On the eve of a Tamil National Alliance (TNA) delegation’s departure for an important visit to India, a senior leader in the group said on Tuesday that New Delhi must convey to the Sri Lankan leadership that long lasting peace can only come through meaningful devolution.

A senior Sri Lankan Minister, on the other hand, said it wanted India to use its good offices to prevail upon the Tamil political grouping to agree to a Parliamentary Select Committee process for hammering out a solution.

Amid speculation here that the TNA had been “summoned” to New Delhi to be told to participate in the Parliamentary Select Committee — announced by the Rajapaksa government — TNA parliamentarian M.A. Sumanthiran said he feared that the committee would be used as an instrument to scrap the 13th Amendment to the Sri Lankan Constitution, which provides for limited devolution of power to the provinces.

“The PSC has 31 members. We will have 5 members. They will suggest to scrap the 13th Amendment…Their agenda for the PSC is to take away the 13th Amendment,” he said.

That is why, Mr. Sumanthiran said, the TNA had made its participation in the PSC conditional to a guarantee from the government that the agenda for discussions would not go below a certain existing devolution threshold.

“The way forward is for sense to prevail, and for good friends close by to din it into the [Sri Lankan government’s] heads that for long lasting peace you have act statesman-like [and take steps towards] meaningful devolution,” the MP said.

Mr.
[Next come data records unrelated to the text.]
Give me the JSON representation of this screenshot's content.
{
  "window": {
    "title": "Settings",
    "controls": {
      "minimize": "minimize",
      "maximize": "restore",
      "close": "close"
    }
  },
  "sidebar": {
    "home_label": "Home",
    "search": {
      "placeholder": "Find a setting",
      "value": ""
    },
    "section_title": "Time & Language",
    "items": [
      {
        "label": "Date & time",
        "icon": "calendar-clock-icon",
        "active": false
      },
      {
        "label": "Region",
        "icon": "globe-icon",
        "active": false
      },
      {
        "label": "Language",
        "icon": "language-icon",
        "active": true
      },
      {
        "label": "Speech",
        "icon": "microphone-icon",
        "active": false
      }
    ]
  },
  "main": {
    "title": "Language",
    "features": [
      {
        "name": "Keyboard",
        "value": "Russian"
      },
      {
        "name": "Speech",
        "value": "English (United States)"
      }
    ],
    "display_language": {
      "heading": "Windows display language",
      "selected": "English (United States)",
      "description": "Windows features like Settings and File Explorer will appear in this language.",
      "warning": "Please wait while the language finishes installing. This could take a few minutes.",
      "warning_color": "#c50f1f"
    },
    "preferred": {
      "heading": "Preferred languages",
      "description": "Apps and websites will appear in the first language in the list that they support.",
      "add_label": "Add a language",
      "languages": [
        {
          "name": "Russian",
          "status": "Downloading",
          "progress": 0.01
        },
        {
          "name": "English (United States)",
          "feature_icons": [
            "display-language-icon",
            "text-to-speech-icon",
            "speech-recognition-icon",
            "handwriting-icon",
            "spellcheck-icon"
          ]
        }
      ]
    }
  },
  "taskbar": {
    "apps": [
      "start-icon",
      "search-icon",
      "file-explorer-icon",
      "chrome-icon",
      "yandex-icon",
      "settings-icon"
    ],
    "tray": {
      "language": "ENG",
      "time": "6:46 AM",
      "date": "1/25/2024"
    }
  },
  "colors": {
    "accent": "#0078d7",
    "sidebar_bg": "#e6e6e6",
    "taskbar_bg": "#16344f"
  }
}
Sumanthiran is part of a seven-member TNA delegation which will meet, among others, Prime Minister Manmohan Singh, and top Foreign Ministry officials in New Delhi. TNA leader R.Sampanthan, Maavai Senadirajah, Suresh Premachandran, Pon. Selvarajah, Vinayagamoorthy and Selvam are the other members.

Indian officials said it was wrong to describe the TNA’s visit as a “summons”. The Tamil political group had expressed the desire to visit New Delhi a few months ago. However, New Delhi did not want to be seen as hosting a Tamil delegation immediately after the Human Rights Council vote in Geneva that saw India vote against Sri Lanka.

The TNA’s visit at this time, weeks after its good showing in the Eastern Province elections, sends out another kind of message: India considers this political group, made up of different Tamil parties, the legitimate representative of Sri Lankan Tamils.

The TNA has said it wants the PSC to discuss five existing documents on devolution, prepared by the previous governments and the Rajapaksa government. However, before that “intense talks” between the Tamil grouping and the government were needed for consensus on a solution, it said.Dismissing the TNA’s fears as “unfounded”, Foreign Minister G.L. Pieris told The Hindu that had the aim been to scrap the 13th Amendment, it could be done directly in Parliament, as the government had a two-thirds majority.

The select committee, the Minister noted, was proposed as a way to involve all parties in a solution. The TNA’s condition that Tamil representatives and the government must reach a consensus beforehand, he said, went against the very idea of the select committee.